There are many reasons why this is the time of year that upperclassmen have nightmares about during better, happier times. It’s the looming feeling you got on fall Registration Day. It’s what you subconsciously dreaded at those times over the summer when you told people in some other geographic location about MIT and couldn’t exactly pinpoint where that hateful feeling at the thought of coming back came from.
But if you sit back and think about it, what makes this time of year so bad? Perhaps it is the anticipation of the impending doom of the coming, never-ending winter. Every nice fall day is poetically bittersweet.
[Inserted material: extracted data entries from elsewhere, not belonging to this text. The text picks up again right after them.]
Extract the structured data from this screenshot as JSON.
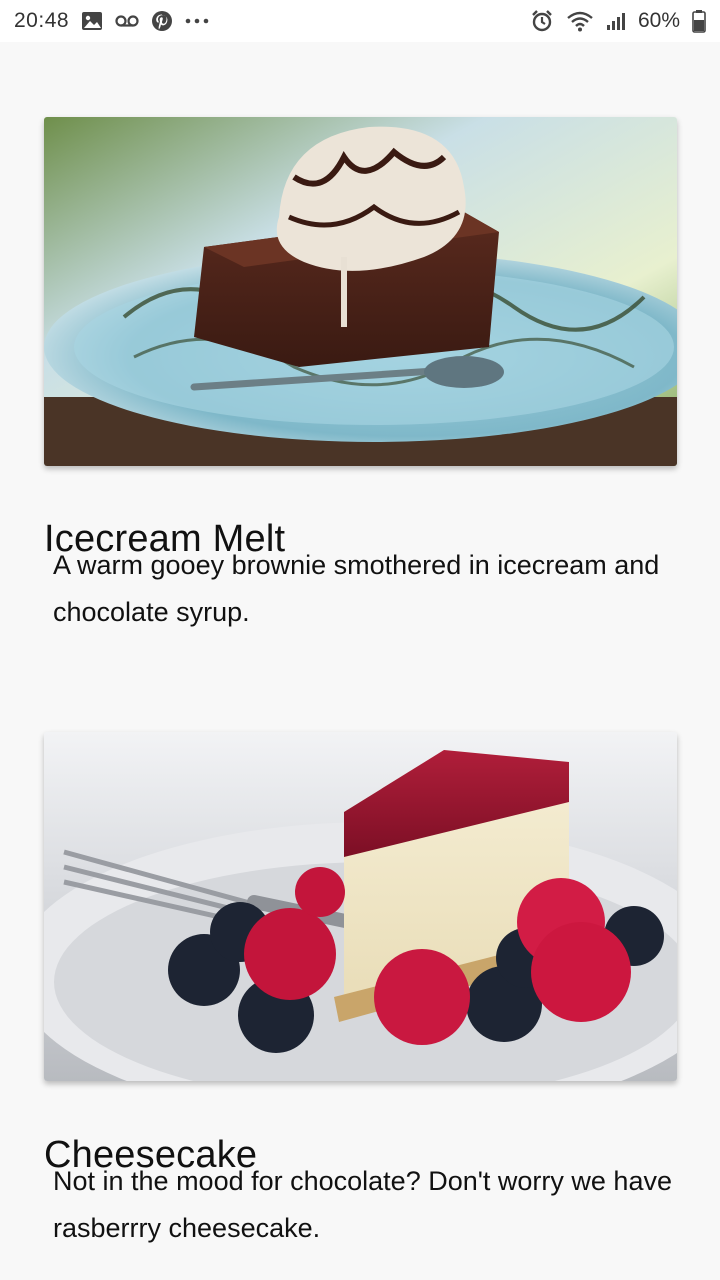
{
  "status_bar": {
    "time": "20:48",
    "battery": "60%",
    "left_icons": [
      "image-icon",
      "voicemail-icon",
      "pinterest-icon",
      "more-dots-icon"
    ],
    "right_icons": [
      "alarm-icon",
      "wifi-icon",
      "signal-icon",
      "battery-icon"
    ]
  },
  "cards": [
    {
      "title": "Icecream Melt",
      "description": "A warm gooey brownie smothered in icecream and chocolate syrup.",
      "image": "brownie-with-icecream"
    },
    {
      "title": "Cheesecake",
      "description": "Not in the mood for chocolate? Don't worry we have rasberrry cheesecake.",
      "image": "raspberry-cheesecake"
    }
  ]
}
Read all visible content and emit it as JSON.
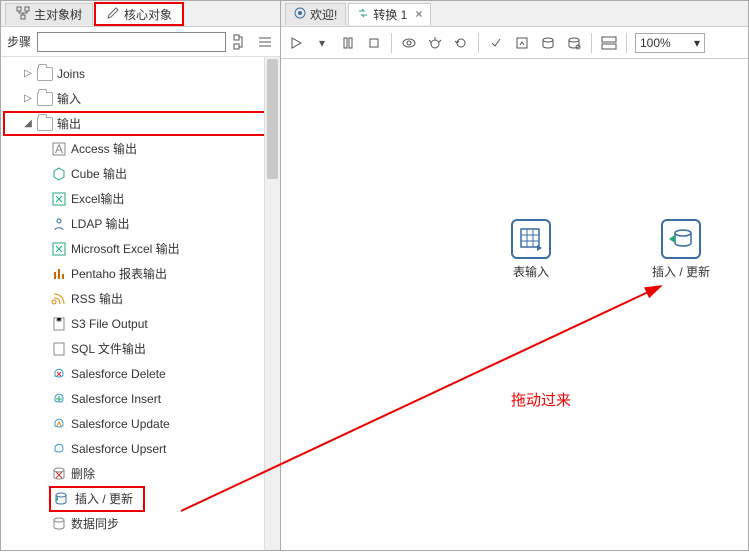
{
  "left_tabs": {
    "main_tree": "主对象树",
    "core": "核心对象"
  },
  "filter": {
    "label": "步骤",
    "placeholder": ""
  },
  "tree": {
    "joins": "Joins",
    "input": "输入",
    "output": "输出",
    "items": [
      "Access 输出",
      "Cube 输出",
      "Excel输出",
      "LDAP 输出",
      "Microsoft Excel 输出",
      "Pentaho 报表输出",
      "RSS 输出",
      "S3 File Output",
      "SQL 文件输出",
      "Salesforce Delete",
      "Salesforce Insert",
      "Salesforce Update",
      "Salesforce Upsert",
      "删除",
      "插入 / 更新",
      "数据同步"
    ]
  },
  "right_tabs": {
    "welcome": "欢迎!",
    "transform": "转换 1"
  },
  "zoom": "100%",
  "canvas": {
    "node1": "表输入",
    "node2": "插入 / 更新",
    "annotation": "拖动过来"
  }
}
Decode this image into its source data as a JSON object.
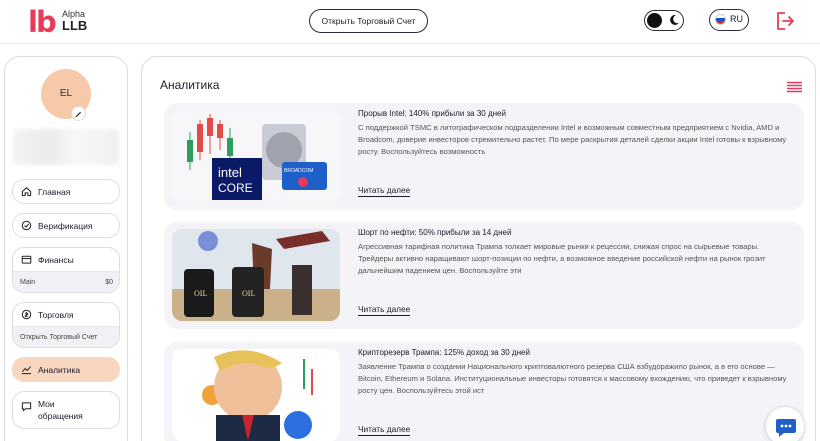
{
  "header": {
    "logo_mark": "lb",
    "logo_alpha": "Alpha",
    "logo_llb": "LLB",
    "open_account_label": "Открыть Торговый Счет",
    "theme_toggle_icon": "moon-icon",
    "language": "RU",
    "flag_colors": [
      "#ffffff",
      "#1c4fbf",
      "#d52b1e"
    ],
    "logout_icon": "logout-icon"
  },
  "sidebar": {
    "avatar_initials": "EL",
    "edit_icon": "pencil-icon",
    "items": [
      {
        "label": "Главная",
        "icon": "home-icon"
      },
      {
        "label": "Верификация",
        "icon": "verify-icon"
      },
      {
        "label": "Финансы",
        "icon": "wallet-icon",
        "sub_label": "Main",
        "sub_value": "$0"
      },
      {
        "label": "Торговля",
        "icon": "trade-icon",
        "sub_label": "Открыть Торговый Счет"
      },
      {
        "label": "Аналитика",
        "icon": "chart-icon",
        "active": true
      },
      {
        "label": "Мои обращения",
        "icon": "support-icon"
      }
    ]
  },
  "main": {
    "title": "Аналитика",
    "menu_icon": "hamburger-icon",
    "accent_color": "#e63b5a",
    "articles": [
      {
        "title": "Прорыв Intel: 140% прибыли за 30 дней",
        "text": "С поддержкой TSMC в литографическом подразделении Intel и возможным совместным предприятием с Nvidia, AMD и Broadcom, доверие инвесторов стремительно растет. По мере раскрытия деталей сделки акции Intel готовы к взрывному росту. Воспользуйтесь возможность",
        "read_more": "Читать далее",
        "image_text_1": "intel",
        "image_text_2": "CORE",
        "image_text_3": "BROADCOM"
      },
      {
        "title": "Шорт по нефти: 50% прибыли за 14 дней",
        "text": "Агрессивная тарифная политика Трампа толкает мировые рынки к рецессии, снижая спрос на сырьевые товары. Трейдеры активно наращивают шорт-позиции по нефти, а возможное введение российской нефти на рынок грозит дальнейшим падением цен. Воспользуйте эти",
        "read_more": "Читать далее",
        "image_text_1": "OIL",
        "image_text_2": "OIL"
      },
      {
        "title": "Крипторезерв Трампа: 125% доход за 30 дней",
        "text": "Заявление Трампа о создании Национального криптовалютного резерва США взбудоражило рынок, а в его основе — Bitcoin, Ethereum и Solana. Институциональные инвесторы готовятся к массовому вхождению, что приведет к взрывному росту цен. Воспользуйтесь этой ист",
        "read_more": "Читать далее"
      }
    ]
  },
  "chat_icon": "chat-icon"
}
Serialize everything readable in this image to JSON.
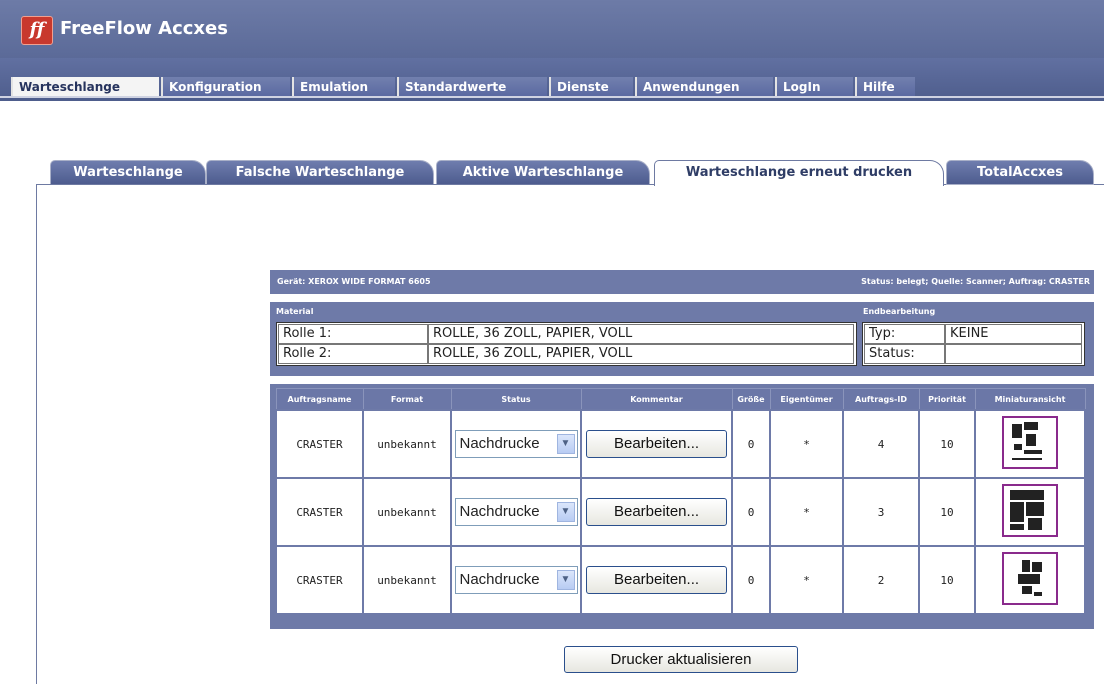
{
  "app": {
    "title": "FreeFlow Accxes",
    "logo_text": "ff"
  },
  "menu": [
    "Warteschlange",
    "Konfiguration",
    "Emulation",
    "Standardwerte",
    "Dienste",
    "Anwendungen",
    "LogIn",
    "Hilfe"
  ],
  "subtabs": [
    "Warteschlange",
    "Falsche Warteschlange",
    "Aktive Warteschlange",
    "Warteschlange erneut drucken",
    "TotalAccxes"
  ],
  "device": {
    "label": "Gerät:  XEROX WIDE FORMAT 6605",
    "status": "Status:  belegt; Quelle: Scanner; Auftrag: CRASTER"
  },
  "material": {
    "heading": "Material",
    "rows": [
      {
        "name": "Rolle 1:",
        "value": "ROLLE, 36 ZOLL, PAPIER, VOLL"
      },
      {
        "name": "Rolle 2:",
        "value": "ROLLE, 36 ZOLL, PAPIER, VOLL"
      }
    ]
  },
  "finishing": {
    "heading": "Endbearbeitung",
    "rows": [
      {
        "name": "Typ:",
        "value": "KEINE"
      },
      {
        "name": "Status:",
        "value": ""
      }
    ]
  },
  "jobs": {
    "headers": [
      "Auftragsname",
      "Format",
      "Status",
      "Kommentar",
      "Größe",
      "Eigentümer",
      "Auftrags-ID",
      "Priorität",
      "Miniaturansicht"
    ],
    "rows": [
      {
        "name": "CRASTER",
        "format": "unbekannt",
        "status": "Nachdrucke",
        "comment_button": "Bearbeiten...",
        "size": "0",
        "owner": "*",
        "id": "4",
        "priority": "10"
      },
      {
        "name": "CRASTER",
        "format": "unbekannt",
        "status": "Nachdrucke",
        "comment_button": "Bearbeiten...",
        "size": "0",
        "owner": "*",
        "id": "3",
        "priority": "10"
      },
      {
        "name": "CRASTER",
        "format": "unbekannt",
        "status": "Nachdrucke",
        "comment_button": "Bearbeiten...",
        "size": "0",
        "owner": "*",
        "id": "2",
        "priority": "10"
      }
    ]
  },
  "refresh_button": "Drucker aktualisieren",
  "colors": {
    "header": "#5b6a98",
    "panel": "#6e7aa8",
    "thumb_border": "#8a2a8c"
  }
}
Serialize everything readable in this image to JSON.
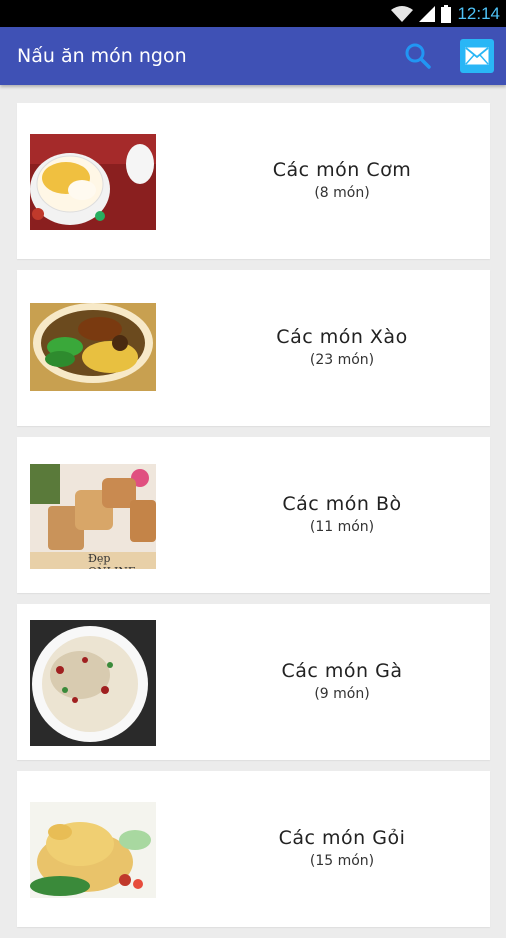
{
  "status": {
    "time": "12:14"
  },
  "appbar": {
    "title": "Nấu ăn món ngon"
  },
  "categories": [
    {
      "name": "Các món Cơm",
      "count": "(8 món)",
      "image": "rice-dessert-bowl"
    },
    {
      "name": "Các món Xào",
      "count": "(23 món)",
      "image": "noodle-soup-bowl"
    },
    {
      "name": "Các món Bò",
      "count": "(11 món)",
      "image": "beef-rolls"
    },
    {
      "name": "Các món Gà",
      "count": "(9 món)",
      "image": "chicken-rice-plate"
    },
    {
      "name": "Các món Gỏi",
      "count": "(15 món)",
      "image": "boiled-chicken"
    }
  ],
  "thumb_watermark": "Đẹp ONLINE",
  "colors": {
    "appbar": "#3f51b5",
    "mail_button": "#29b6f6",
    "search_icon": "#2196f3",
    "background": "#ececec"
  },
  "icons": {
    "search": "search-icon",
    "mail": "mail-icon",
    "wifi": "wifi-icon",
    "signal": "signal-icon",
    "battery": "battery-icon"
  }
}
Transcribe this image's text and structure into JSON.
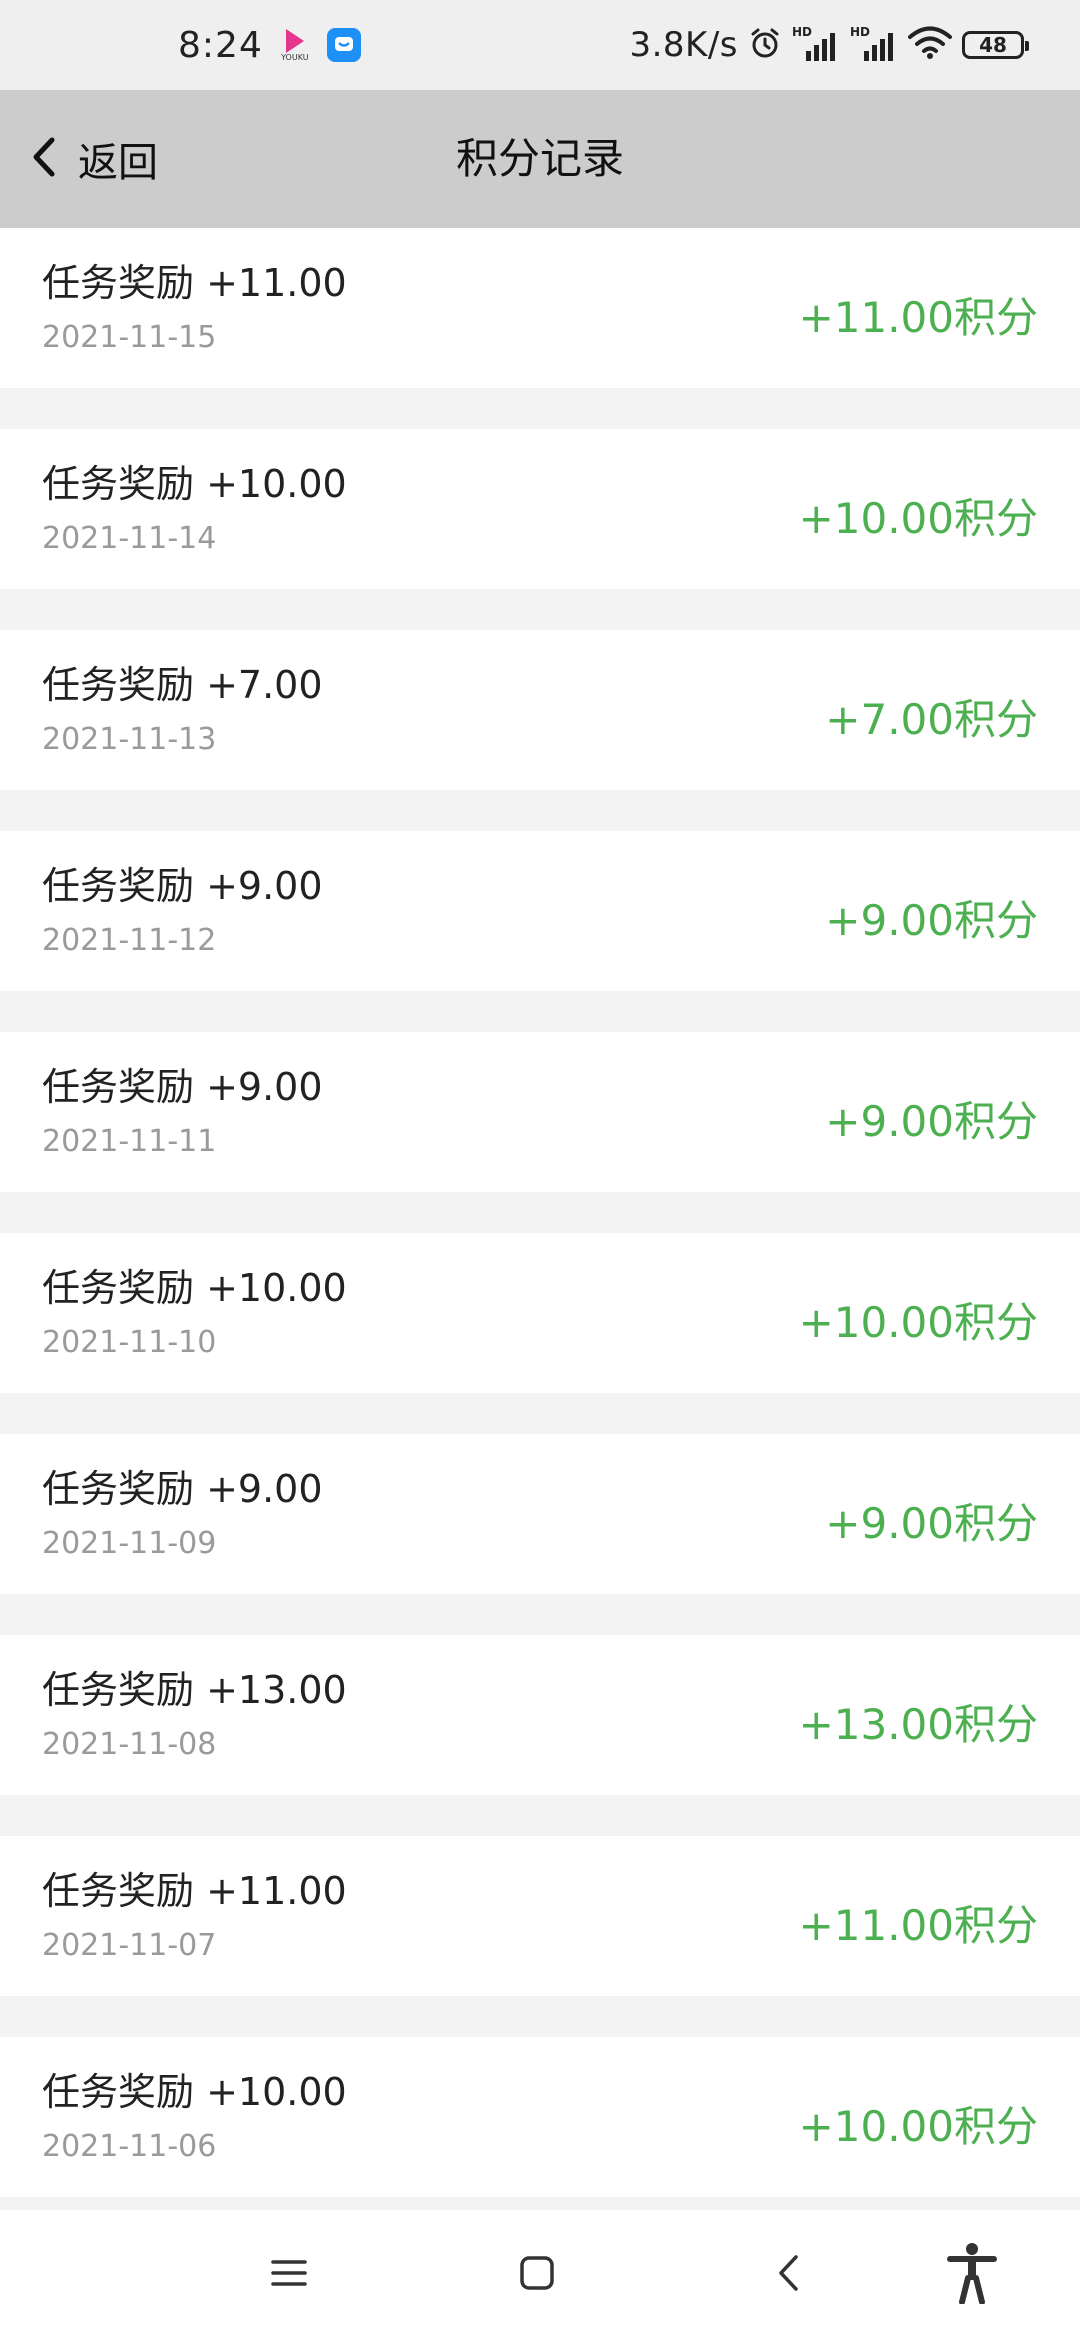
{
  "status_bar": {
    "time": "8:24",
    "youku_label": "YOUKU",
    "net_speed": "3.8K/s",
    "signal1_label": "HD",
    "signal2_label": "HD",
    "battery": "48"
  },
  "header": {
    "back_label": "返回",
    "title": "积分记录"
  },
  "records": [
    {
      "title": "任务奖励 +11.00",
      "date": "2021-11-15",
      "amount": "+11.00积分"
    },
    {
      "title": "任务奖励 +10.00",
      "date": "2021-11-14",
      "amount": "+10.00积分"
    },
    {
      "title": "任务奖励 +7.00",
      "date": "2021-11-13",
      "amount": "+7.00积分"
    },
    {
      "title": "任务奖励 +9.00",
      "date": "2021-11-12",
      "amount": "+9.00积分"
    },
    {
      "title": "任务奖励 +9.00",
      "date": "2021-11-11",
      "amount": "+9.00积分"
    },
    {
      "title": "任务奖励 +10.00",
      "date": "2021-11-10",
      "amount": "+10.00积分"
    },
    {
      "title": "任务奖励 +9.00",
      "date": "2021-11-09",
      "amount": "+9.00积分"
    },
    {
      "title": "任务奖励 +13.00",
      "date": "2021-11-08",
      "amount": "+13.00积分"
    },
    {
      "title": "任务奖励 +11.00",
      "date": "2021-11-07",
      "amount": "+11.00积分"
    },
    {
      "title": "任务奖励 +10.00",
      "date": "2021-11-06",
      "amount": "+10.00积分"
    }
  ],
  "colors": {
    "header_bg": "#cccccc",
    "amount_green": "#4caf50",
    "date_gray": "#9a9a9a"
  },
  "icons": {
    "back": "chevron-left-icon",
    "alarm": "alarm-icon",
    "wifi": "wifi-icon",
    "menu": "menu-icon",
    "home": "home-icon",
    "nav_back": "back-icon",
    "accessibility": "accessibility-icon"
  }
}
You are torn between the options of frolicking, romping through the rainbow of leaves in the setting autumn sun, or crawling up into a ball in the corner of your room wrapped in your electrical blanket with a iced tea and vodka-filled Nalgene bottle.
Also, unlike the spring term, there is little end in sight during the fall. After daylight savings, you can go days without seeing natural sunlight. In moments of desperation, you flip forward in your academic planner. Your heart sinks as you realize that your jumbo paper clip is maybe only one-sixth of the way through the book, and you’re only on problem set five of 15.
But not to worry, my little Padawan. This, too, shall pass. I’m not saying it won’t be painful, but you’ll get through this. Here are tips that can help you stay sane along the way.
The first rule of Facktober is there is no Facktober. Don’t call home. Alright, I know that’s impossible because those parental units love you so damn much that you often feel suffocated to the point that you can’t breathe and want to go postal whenever you see some old Asian couple staring at you like a laboratory animal, gawking and pointing at you as they finish their Chinatown bus tour at the women’s bathroom along the Infinite just as your bladder is about to explode... Sorry, I digress. I mean to say, man, I love old Asian people.
Anyway, talking to your parents about how you spent all day working on a problem set in a musty Athena cluster, ate dry ramen noodles for dinner, and have no will to live will make your parents freak out and make you feel sorry for yourself. Also your parents will harp on your miserable lifestyle, calling you while you are working to check and see if everything is okay, further keeping you from getting your work done. In other words, grow some sack, man.
Second, you need to bathe. Trust me. Even if you took a shower today already, take another one to wash off the stench of failure after you bombed your 8.01 test. It will make you feel better. Also, looking and smelling like crap is not going to help you stop feeling like crap.
Third, find God. I’m not advocating any organized religion in particular here. You can read “God” to mean any deity you may feel a rapport with, in whatever religion you choose. It’s nice to know that someone is rooting for you upstairs and that certain things are beyond your control. Keep in mind that you and MIT are only a miniscule part of the universe. You may fail a test, but what does that really mean in the grand scheme of things? It’s important to keep in perspective what’s really important in your life. If you think about it, one test does not define you as a person. So buck up, cowboy. Things aren’t so bad.
And once you’ve gone through the progression of emotions in mourning the loss of your self-respect, there is only one feeling at the end -- acceptance that while your soul may belong to God, your ass is property of MIT.